Es gab erneut das übliche Getränk, im Angesicht des nahenden Zuges glich es jedoch eher einer Druckbetankung. Die Knappen waren jedoch willens uns schnell den labenden Trank zu reichen und so reichte es sogar noch für eine Nachspeise, die einen gewissen Vitaminausgleich versprach.

Eine letzte Abfahrt hinab in die schnell genommene Altstadt von Burg Stargard, Schleichwege und schon standen wir vor dem … ach nein, zuerst mußten die Vorräte für die Fahrt mit original Mecklenburger Hopfenkaltschale aufgefüllt werden und rein gings in den Zug.

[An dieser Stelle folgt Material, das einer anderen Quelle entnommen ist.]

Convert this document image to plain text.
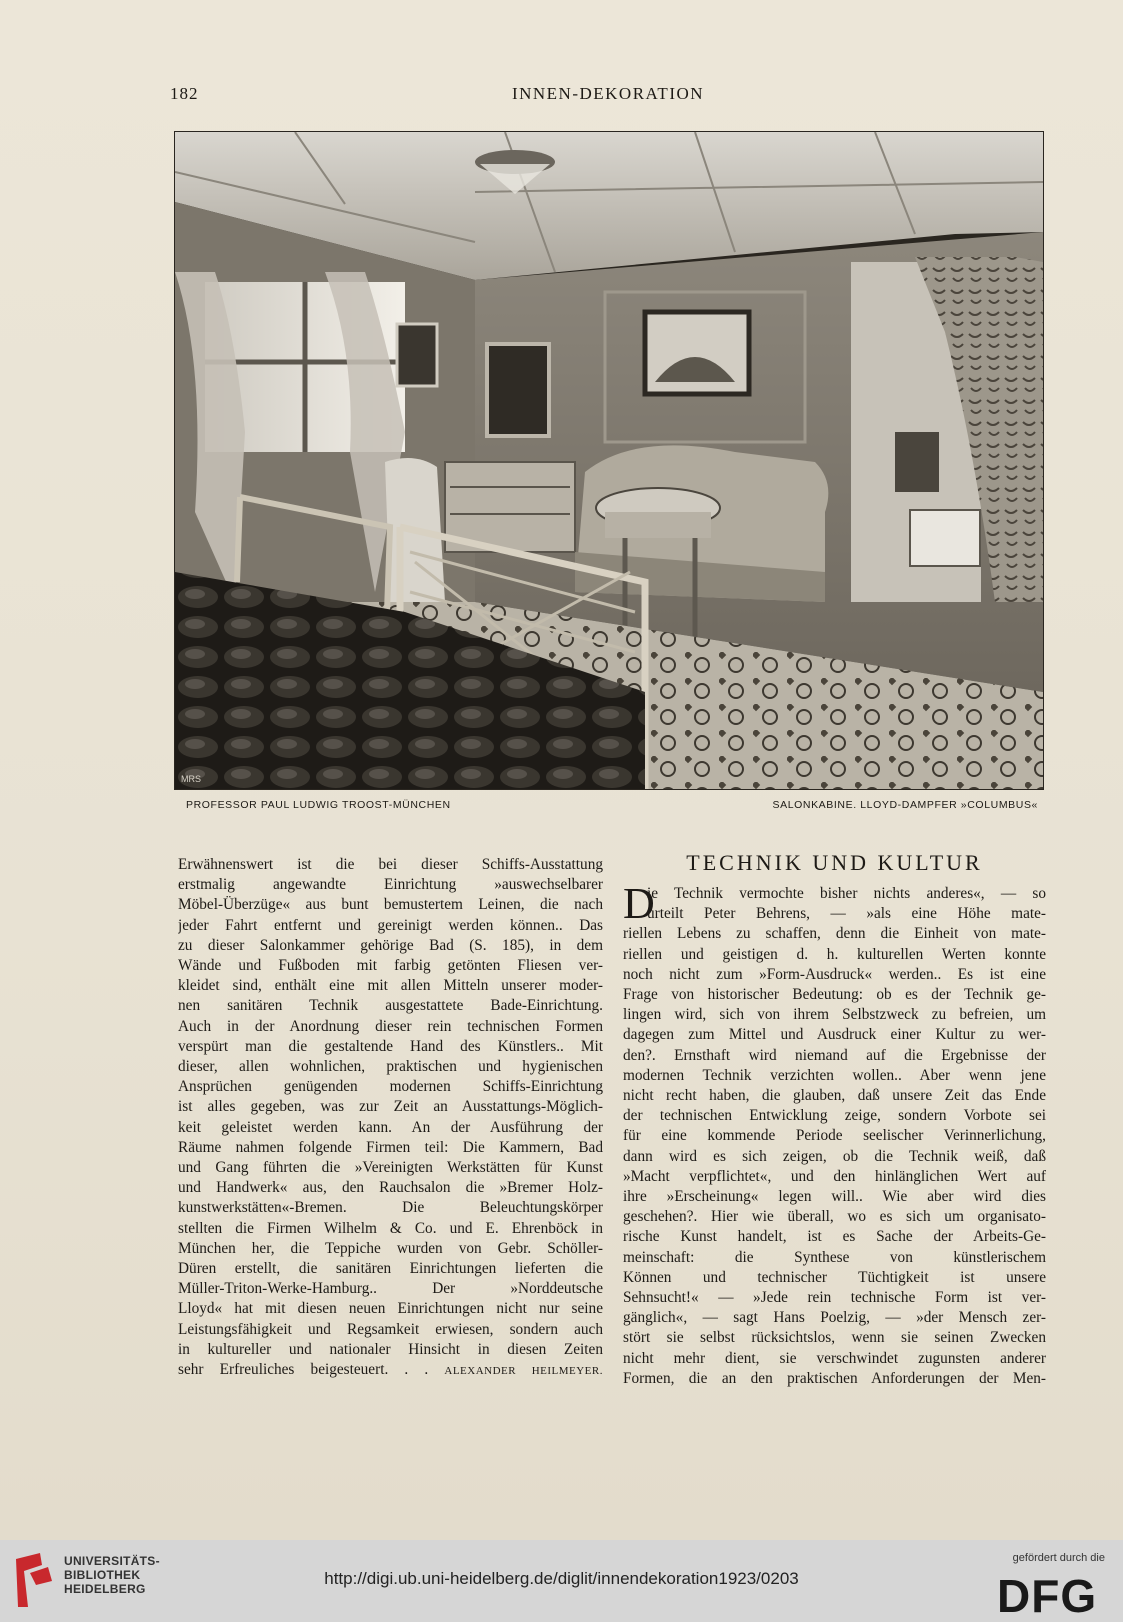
182	INNEN-DEKORATION
MRS
PROFESSOR PAUL LUDWIG TROOST-MÜNCHEN	SALONKABINE. LLOYD-DAMPFER »COLUMBUS«
Erwähnenswert ist die bei dieser Schiffs-Ausstattung
erstmalig angewandte Einrichtung »auswechselbarer
Möbel-Überzüge« aus bunt bemustertem Leinen, die nach
jeder Fahrt entfernt und gereinigt werden können.. Das
zu dieser Salonkammer gehörige Bad (S. 185), in dem
Wände und Fußboden mit farbig getönten Fliesen ver-
kleidet sind, enthält eine mit allen Mitteln unserer moder-
nen sanitären Technik ausgestattete Bade-Einrichtung.
Auch in der Anordnung dieser rein technischen Formen
verspürt man die gestaltende Hand des Künstlers.. Mit
dieser, allen wohnlichen, praktischen und hygienischen
Ansprüchen genügenden modernen Schiffs-Einrichtung
ist alles gegeben, was zur Zeit an Ausstattungs-Möglich-
keit geleistet werden kann. An der Ausführung der
Räume nahmen folgende Firmen teil: Die Kammern, Bad
und Gang führten die »Vereinigten Werkstätten für Kunst
und Handwerk« aus, den Rauchsalon die »Bremer Holz-
kunstwerkstätten«-Bremen. Die Beleuchtungskörper
stellten die Firmen Wilhelm & Co. und E. Ehrenböck in
München her, die Teppiche wurden von Gebr. Schöller-
Düren erstellt, die sanitären Einrichtungen lieferten die
Müller-Triton-Werke-Hamburg.. Der »Norddeutsche
Lloyd« hat mit diesen neuen Einrichtungen nicht nur seine
Leistungsfähigkeit und Regsamkeit erwiesen, sondern auch
in kultureller und nationaler Hinsicht in diesen Zeiten
sehr Erfreuliches beigesteuert. . . ALEXANDER HEILMEYER.
TECHNIK UND KULTUR
D
ie Technik vermochte bisher nichts anderes«, — so
urteilt Peter Behrens, — »als eine Höhe mate-
riellen Lebens zu schaffen, denn die Einheit von mate-
riellen und geistigen d. h. kulturellen Werten konnte
noch nicht zum »Form-Ausdruck« werden.. Es ist eine
Frage von historischer Bedeutung: ob es der Technik ge-
lingen wird, sich von ihrem Selbstzweck zu befreien, um
dagegen zum Mittel und Ausdruck einer Kultur zu wer-
den?. Ernsthaft wird niemand auf die Ergebnisse der
modernen Technik verzichten wollen.. Aber wenn jene
nicht recht haben, die glauben, daß unsere Zeit das Ende
der technischen Entwicklung zeige, sondern Vorbote sei
für eine kommende Periode seelischer Verinnerlichung,
dann wird es sich zeigen, ob die Technik weiß, daß
»Macht verpflichtet«, und den hinlänglichen Wert auf
ihre »Erscheinung« legen will.. Wie aber wird dies
geschehen?. Hier wie überall, wo es sich um organisato-
rische Kunst handelt, ist es Sache der Arbeits-Ge-
meinschaft: die Synthese von künstlerischem
Können und technischer Tüchtigkeit ist unsere
Sehnsucht!« — »Jede rein technische Form ist ver-
gänglich«, — sagt Hans Poelzig, — »der Mensch zer-
stört sie selbst rücksichtslos, wenn sie seinen Zwecken
nicht mehr dient, sie verschwindet zugunsten anderer
Formen, die an den praktischen Anforderungen der Men-
UNIVERSITÄTS-
BIBLIOTHEK
HEIDELBERG
http://digi.ub.uni-heidelberg.de/diglit/innendekoration1923/0203
gefördert durch die
DFG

Aus dem Gedächtnis habe ich dann heute versucht, die Route nachzuzeichnen, aber irgendwo habe ich den einen oder anderen Haken wohl vergessen, denn ich komme nur auf ca. 135 km und 1440 Höhenmeter. In Wirklichkeit haben wir ca. 155 km und gut 1500 Höhenmeter absolviert und dazu reine Fahrzeit nur gut 8 Stunden benötigt (19er Schnitt)

Fazit:
Das ist für mich Mountainbiken, der Asphaltanteil lag nach subjektiver Schätzung weit unter 5 Prozent, Stimmung super, tolle Truppe und ein Guide, der den Blick für die schönen Strecken hat.

Dank an alle, vor allem an J-coop für den Schlauch – kriegste demnächst wieder und Jockel für die geniale Tour!